- Born: July 31, 1898 Calumet, Michigan
- Died: March 27, 1973 (aged 74) Detroit, Michigan
- Place of burial: Grand Lawn Cemetery Detroit, Michigan
- Allegiance: United States of America
- Branch: United States Marine Corps
- Service years: 1919-1922
- Rank: Sergeant
- Awards: Medal of Honor

= Albert Joseph Smith =

American Marine (1898–1973)

Albert Joseph Smith (July 31, 1898-March 27, 1973) was a United States Marine who received the Medal of Honor for his actions in 1921 when he rescued a United States Navy sailor from a burning seaplane.

Smith joined the Marine Corps from Detroit in October 1919, and was honorably discharged 3 years later. He is buried in Grand Lawn Cemetery Detroit, Michigan.
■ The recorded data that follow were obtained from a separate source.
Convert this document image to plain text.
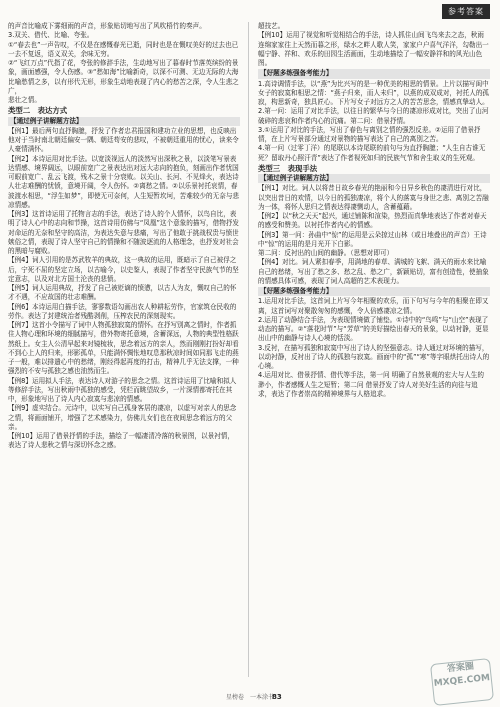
参考答案
的声音比喻成下雾细雨的声音，形象贴切地写出了风吹梧竹的奏声。
3.双关、借代、比喻、夸张。
①“春去也”一声告叹，不仅是在感慨春光已逝，同时也是在慨叹美好的过去也已一去不复返，语义双关，余味无穷。
②“飞红万点”代指了花，夸张的修辞手法，生动地写出了暮春时节落英缤纷的景象，画面感强，令人伤感。③“愁如海”比喻新奇，以深不可测、无边无际的大海比喻愁情之多，以有形代无形，形象生动地表现了内心的愁苦之深，令人生悲之广，
悲壮之情。
类型二　表达方式
【通过例子讲解题方法】
【例1】最后两句直抒胸臆，抒发了作者忠君报国和建功立业的思想，也反映出他对于当时南北朝廷偏安一隅、朝廷苟安的悲叹，不被朝廷重用的忧心，读来令人豪情满怀。
【例2】本诗运用对比手法。以宽淡视远人的淡然写出深秋之景，以淡笔写景表达情感、境界阔远，以眼前宽广之景表达出对远大志向的抱负，刻画出作者忧国可眼前宽广、乱云飞渡，残木之景十分衰败。以关山、长河、不见烽火，表达诗人壮志难酬的忧愤，意境开阔，令人伤怀。②离愁之情。②以乐景衬托哀情，春波渡水相思，“浮生如梦”，即使无可奈何，人生短暂坎坷，苦难较少的无奈与悲凉情感。
【例3】这首诗运用了托物言志的手法，表达了诗人的个人情怀，以鸟自比，表明了诗人心中的志向和节操，这首诗用仿佛与“凤凰”这个意象的描写，借物抒发对命运的无奈和坚守的高洁，为表达失意与悲痛，写出了他敢于挑战权贵与愤世嫉俗之情，表现了诗人坚守自己的情操和不随波逐流的人格理念，也抒发对社会的黑暗与腐败。
【例4】词人引用的是苏武牧羊的典故，这一典故的运用，既暗示了自己被俘之后，宁死不屈的坚定立场，以古喻今，以史鉴人，表现了作者坚守民族气节的坚定意志，以及对北方国土沦丧的悲愤。
【例5】词人运用典故，抒发了自己被贬谪的愤懑，以古人为友，慨叹自己的怀才不遇，不应故国的壮志难酬。
【例6】本诗运用白描手法，寥寥数语勾画出农人种耕耘劳作，官家筑仓民收的劳作。表达了封建统治者残酷剥削，压榨农民的深刻现实。
【例7】这首小令描写了词中人物孤独寂寞的情怀。在抒写别离之情时，作者抓住人物心理和环境的细腻描写，借外物寄托意境，含蓄深远，人物的典型性格跃然纸上。女主人公清早起来对镜梳妆，思念着远方的亲人，然而刚刚打扮好却看不到心上人的归来，形影孤单，只能满怀惆怅地叹息那秋凉时间如同那飞走的燕子一般，难以排遣心中的愁绪，刚经得起再度的打击，精神几乎无法支撑，一种强烈的不安与孤独之感也油然而生。
【例8】运用拟人手法，表达诗人对游子的思念之情。这首诗运用了比喻和拟人等修辞手法，写出秋雨中孤独的感受，凭栏而眺望故乡，一片深情都寄托在其中，形象地写出了诗人内心寂寞与悲凉的情感。
【例9】虚实结合。元诗中，以实写自己孤身客居的凄凉，以虚写对亲人的思念之情，将画面铺开，增强了艺术感染力，仿佛儿女们也在夜间思念着远方的父亲。
【例10】运用了借景抒情的手法，描绘了一幅凄清冷落的秋景图，以景衬情，表达了诗人悲秋之情与深切怀念之感。
超技艺。
【例10】运用了视觉和听觉相结合的手法，诗人抓住山间飞鸟来去之态，秋雨连绵家家往上天然而暮之形，绿水之畔人歌人笑，家家户户喜气洋洋，勾勒出一幅宁静、祥和、欢乐的田园生活画面，生动地描绘了一幅安静祥和的风光山色图。
【好题多练强备考能力】
1.高诗调情手法，以“燕”为比兴写的是一种优美的相思的情景。上片以描写闺中女子的寂寞和相思之情：“燕子归来，而人未归”，以燕的成双成对，衬托人的孤寂，构思新奇，独具匠心。下片写女子对远方之人的苦苦思念，情感真挚动人。
2.第一问：运用了对比手法，以往日的繁华与今日的凄凉形成对比，突出了山河破碎的悲哀和作者内心的沉痛。第二问：借景抒情。
3.①运用了对比的手法，写出了春色与离别之情的强烈反差。②运用了借景抒情，在上片写景部分通过对景物的描写表达了自己的离别之苦。
4.第一问（过零丁洋）的尾联以本诗尾联的前句与为直抒胸臆；“人生自古谁无死？留取丹心照汗青”表达了作者视死如归的民族气节和舍生取义的生死观。
类型三　表现手法
【通过例子讲解题方法】
【例1】对比。词人以将昔日故乡春光的艳丽和今日异乡秋色的凄清进行对比，以突出昔日的欢情，以今日的孤独凄凉，将个人的落寞与身世之悲、离别之苦融为一体，将怀人思归之情表达得凄恻动人，含蓄蕴藉。
【例2】以“秋之天天”起兴，通过铺陈和渲染，热烈而真挚地表达了作者对春天的感受和赞美。以衬托作者内心的情感。
【例3】第一问：孙曲中“惊”的运用是云朵掠过山林（或日地叠出的声音）王诗中“惊”的运用的是月光开下白影。
第二问：反衬出的山间的幽静。（思想对即可）
【例4】对比。词人紧扣春季，用满地的春草、满城的飞絮、满天的雨水来比喻自己的愁绪，写出了愁之多、愁之乱、愁之广，新颖贴切，富有创造性，使抽象的情感具体可感，表现了词人高超的艺术表现力。
【好题多练强备考能力】
1.运用对比手法，这首词上片写今年相聚的欢乐，而下句写与今年的相聚在即又离，这首词写对聚散匆匆的感慨，令人倍感凄凉之情。
2.运用了动静结合手法，为表现情境做了铺垫。①诗中的“鸟鸣”与“山空”表现了动态的描写。②“落花时节”与“芳草”的美好描绘出春天的景象，以动衬静，更显出山中的幽静与诗人心境的恬淡。
3.反衬，在描写孤独和寂寞中写出了诗人的坚强意志。诗人通过对环境的描写，以动衬静，反衬出了诗人的孤独与寂寞。画面中的“孤”“寒”等字眼烘托出诗人的心境。
4.运用对比、借景抒情、借代等手法，第一问 明确了自然景观的宏大与人生的渺小，作者感慨人生之短暂；第二问 借景抒发了诗人对美好生活的向往与追求，表达了作者崇高的精神境界与人格追求。
星榜卷　一本涂书
83
答案圈
MXQE.COM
==Medal of Honor citation==
Rank and organization: Private, U.S. Marine Corps. Place and date: Marine Barracks, Naval Air Station, Pensacola, Fla., February 11, 1921. Entered service at: Michigan. Born: July 31, 1898, Calumet, Mich. G.O. No.: 72, September 29, 1921.

Citation:

At about 7:30 a.m. on the morning of February 11, 1921, Pvt. Smith, while on duty as a sentry, rescued Plen M. Phelps, late machinist's mate second class, United States Navy, from a burning seaplane which had fallen near his post, gate No. 1, Marine Barracks, Naval Air Station, Pensacola, Fla. Despite the explosion of the gravity gasoline tank, with total disregard of personal safety, he pushed himself to a position where he could reach Phelps, who was pinned beneath the burning wreckage, and rescued him from the burning plane, in the performance of which he sustained painful burns about the head, neck and both hands.